When the conversation turns to the next 5 to 10 years, Alain Delamuraz returns to his favorite rule: look at the past to guide what’s next.


He points to the historical legacy of Pierre Jaquet-Droz crafting masterpieces for royalty, kings, and emperors. The guiding principle isn’t “only for the powerful” as a marketing concept; it’s about what that level of patronage demands:


  • If you make art for kings, you don’t do something irrelevant for others.
  • The brand focuses on the highest tier: complicated, exceptional artistry across crafts.
  • Each piece is unique—one by one, tailored to the individual patron.

He also describes a structural shift in the spirit of personalization: moving away from broad retail-style points of sale toward one-to-one human contact, the kind where the luxury is not just what you buy, but to whom you buy it from.


Because, he says, luxury is knowing the artist and building a relationship, similar to wanting to know the painter behind the painting, not just the painting itself.


And at the heart of that philosophy is collaboration: a watch as a collaboration between two artists. That’s the kind of sentence that makes you believe the process is less factory and more atelier, less mass customization, more hand-in-hand artistry.


Happiness, success, and the power to be responsive

Finally, Alain answers the big questions: what is happiness and success to him? He frames it as character, optimism as a way of seeing opportunities even inside chaos.

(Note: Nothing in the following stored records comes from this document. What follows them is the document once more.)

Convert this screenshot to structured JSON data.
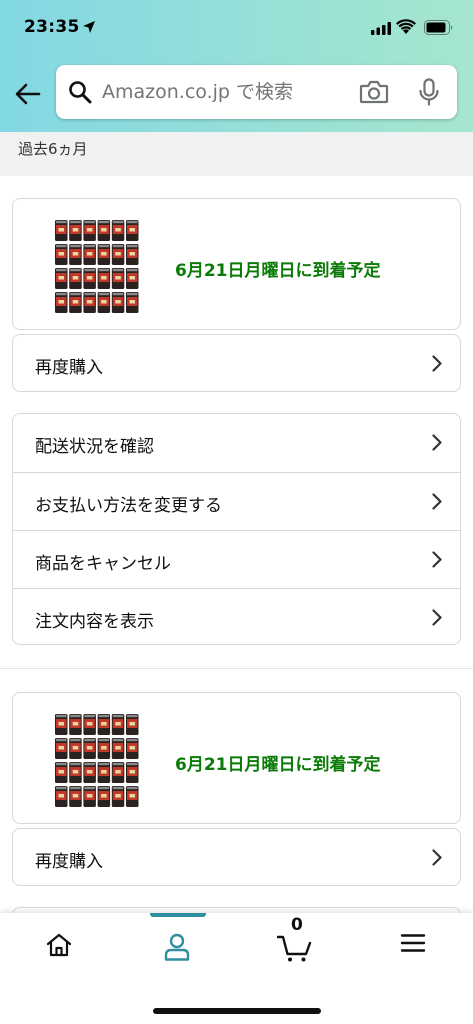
{
  "status_bar": {
    "time": "23:35"
  },
  "search": {
    "placeholder": "Amazon.co.jp で検索"
  },
  "filter": {
    "period_label": "過去6ヵ月"
  },
  "orders": [
    {
      "delivery_text": "6月21日月曜日に到着予定",
      "buy_again_label": "再度購入"
    },
    {
      "delivery_text": "6月21日月曜日に到着予定",
      "buy_again_label": "再度購入"
    }
  ],
  "order_actions": [
    {
      "label": "配送状況を確認"
    },
    {
      "label": "お支払い方法を変更する"
    },
    {
      "label": "商品をキャンセル"
    },
    {
      "label": "注文内容を表示"
    }
  ],
  "tabbar": {
    "active_tab": "account",
    "cart_count": "0",
    "accent_color": "#2f8ea0"
  },
  "colors": {
    "delivery_text": "#0a7b06"
  }
}
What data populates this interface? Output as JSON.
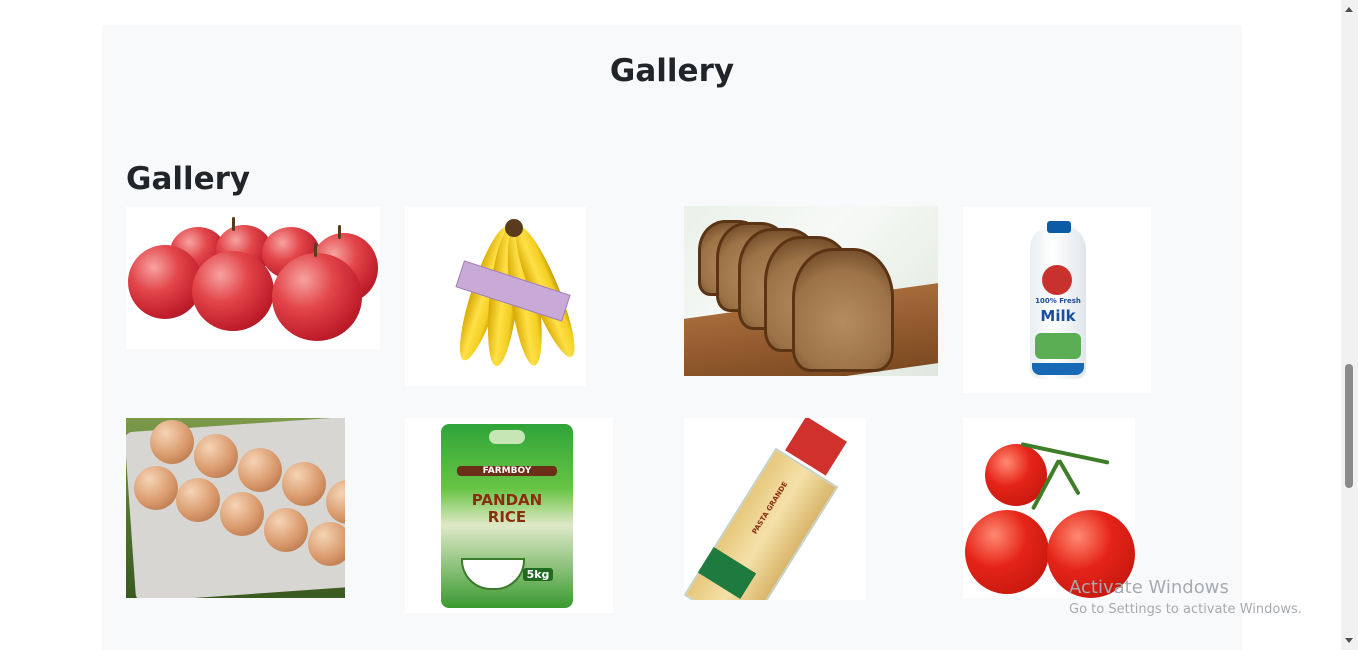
{
  "page": {
    "title": "Gallery"
  },
  "gallery": {
    "heading": "Gallery",
    "items": [
      {
        "name": "apples",
        "alt": "Apples"
      },
      {
        "name": "bananas",
        "alt": "Bananas"
      },
      {
        "name": "bread",
        "alt": "Bread"
      },
      {
        "name": "milk",
        "alt": "Milk",
        "label_top": "100% Fresh",
        "label_main": "Milk"
      },
      {
        "name": "eggs",
        "alt": "Eggs"
      },
      {
        "name": "rice",
        "alt": "Rice",
        "brand": "FARMBOY",
        "label_main": "PANDAN RICE",
        "weight": "5kg"
      },
      {
        "name": "pasta",
        "alt": "Pasta",
        "label": "PASTA GRANDE"
      },
      {
        "name": "tomatoes",
        "alt": "Tomatoes"
      }
    ]
  },
  "watermark": {
    "title": "Activate Windows",
    "subtitle": "Go to Settings to activate Windows."
  },
  "colors": {
    "panel_bg": "#f8f9fa",
    "heading_text": "#212529"
  }
}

He describes learning from difficult moments (including COVID) where the pressure forced re-invention and challenged the brand to think differently.


He also references an idea in the spirit of Darwin: not the strongest or the smartest survives, but the most responsive to change does.


So success, to Alain, isn’t just about balancing innovation and tradition; it’s about staying flexible, reacting like you’re on a wave rather than steering like you’re driving a van. Planning is important, but responsiveness is survival, and creativity loves a moving target.


In this conversation, Alain Delamuraz didn’t talk like a CEO delivering specs. He talked like an artist defending a craft philosophy:


  • The future opens with the past—but the brand must never become a copy.
  • Customization is hospitality plus art direction.
  • Culture, curiosity, and relationships are part of engineering.
  • Success means staying responsive when the world changes the rules mid-game.

And that’s the extravagance here, not just in the watches, but in the belief that timepieces can be personal works of art.


Because if the key is the past… then the door is wide open.